Rappelez-vous, en Novembre, vous étiez tous jaloux parce que je partais une semaine au Maroc! C’était avec l’Ecole de Journalisme — et l’ambassade du Maroc — et quand j’ai pu m’échapper des visites obligatoires (thé à la menthe + power point dans x ministère) j’ai écrit cet article.

Il fait partie du dossier de l’Express international réalisé par une partie de ma promo. Si vous voulez voir d’autres articles et les vidéos/ sons faits pendant ce voyage, c’est sur ce blog spécialement créé pour l’occasion.

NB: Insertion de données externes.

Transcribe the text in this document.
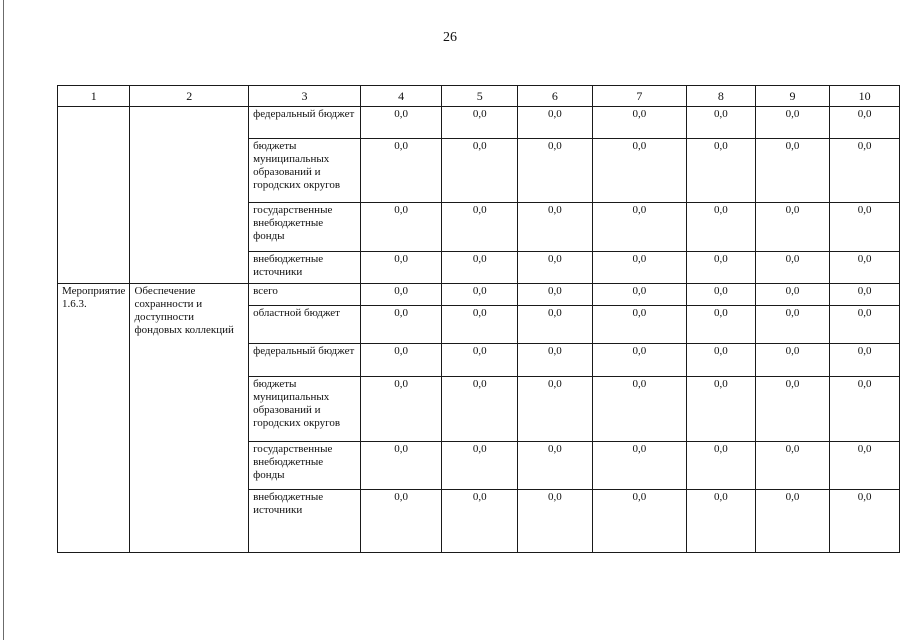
26
1	2	3	4	5	6	7	8	9	10
		федеральный бюджет	0,0	0,0	0,0	0,0	0,0	0,0	0,0
		бюджеты муниципальных образований и городских округов	0,0	0,0	0,0	0,0	0,0	0,0	0,0
		государственные внебюджетные фонды	0,0	0,0	0,0	0,0	0,0	0,0	0,0
		внебюджетные источники	0,0	0,0	0,0	0,0	0,0	0,0	0,0
Мероприятие 1.6.3.	Обеспечение сохранности и доступности фондовых коллекций	всего	0,0	0,0	0,0	0,0	0,0	0,0	0,0
		областной бюджет	0,0	0,0	0,0	0,0	0,0	0,0	0,0
		федеральный бюджет	0,0	0,0	0,0	0,0	0,0	0,0	0,0
		бюджеты муниципальных образований и городских округов	0,0	0,0	0,0	0,0	0,0	0,0	0,0
		государственные внебюджетные фонды	0,0	0,0	0,0	0,0	0,0	0,0	0,0
		внебюджетные источники	0,0	0,0	0,0	0,0	0,0	0,0	0,0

La Moudawana, trois ans après.

Assise sur une table du centre Annajda (Au secours), Zahra Ouardi, secrétaire générale de la section Casablanca de l’Union pour l’action féminine (UAF), passe en revue les améliorations apportées en 2004 par la révision du Code de la famille. Les femmes peuvent divorcer, l’âge légal du mariage pour les filles est passé à 18 ans, la polygamie est devenue quasi impossible… En théorie, des changements d’une réelle portée. En pratique cependant, les femmes qui demandent le divorce doivent suivre un véritable parcours du combattant. “Et même quand le tribunal rend le jugement, il est difficile de le faire appliquer”.

Elles sont, du coup, nombreuses à faire appel à des associations telles que l’UAF. Aujourd’hui, les centres Annadja reçoivent 30 à 35 femmes par jour, contre 10 à 20 il y a quatre ans, avant la réforme du code. Sur place, des bénévoles accueillent, soignent, conseillent et forment. Elles assistent les femmes dans toutes leurs démarches et les préparent aussi à une vie après le divorce, en leur enseignant la couture, la coiffure, voire l’informatique.

“C’est grâce à la société civile que la moudawana (Code de la famille) a été réformée et aujourd’hui, elle veille à son application” dit Fatima El Maghnaoui, vice-présidente de l’UAF. Car pour que les femmes puissent faire respecter leurs droits, encore faut-il qu’elles les connaissent et qu’elles les comprennent. Alors l’UAF donne des cours d’alphabétisation et d’information juridique, en même temps qu’elle organise des campagnes de sensibilisation dans les écoles. Elle se dit étonnée des réactions des élèves, pour la plupart défavorables à la moudawana. “Les intégristes, déplore-t-elle, ont labouré le terrain dans les écoles et les écoles. Or celles-ci sont un outil primordial de sensibilisation.”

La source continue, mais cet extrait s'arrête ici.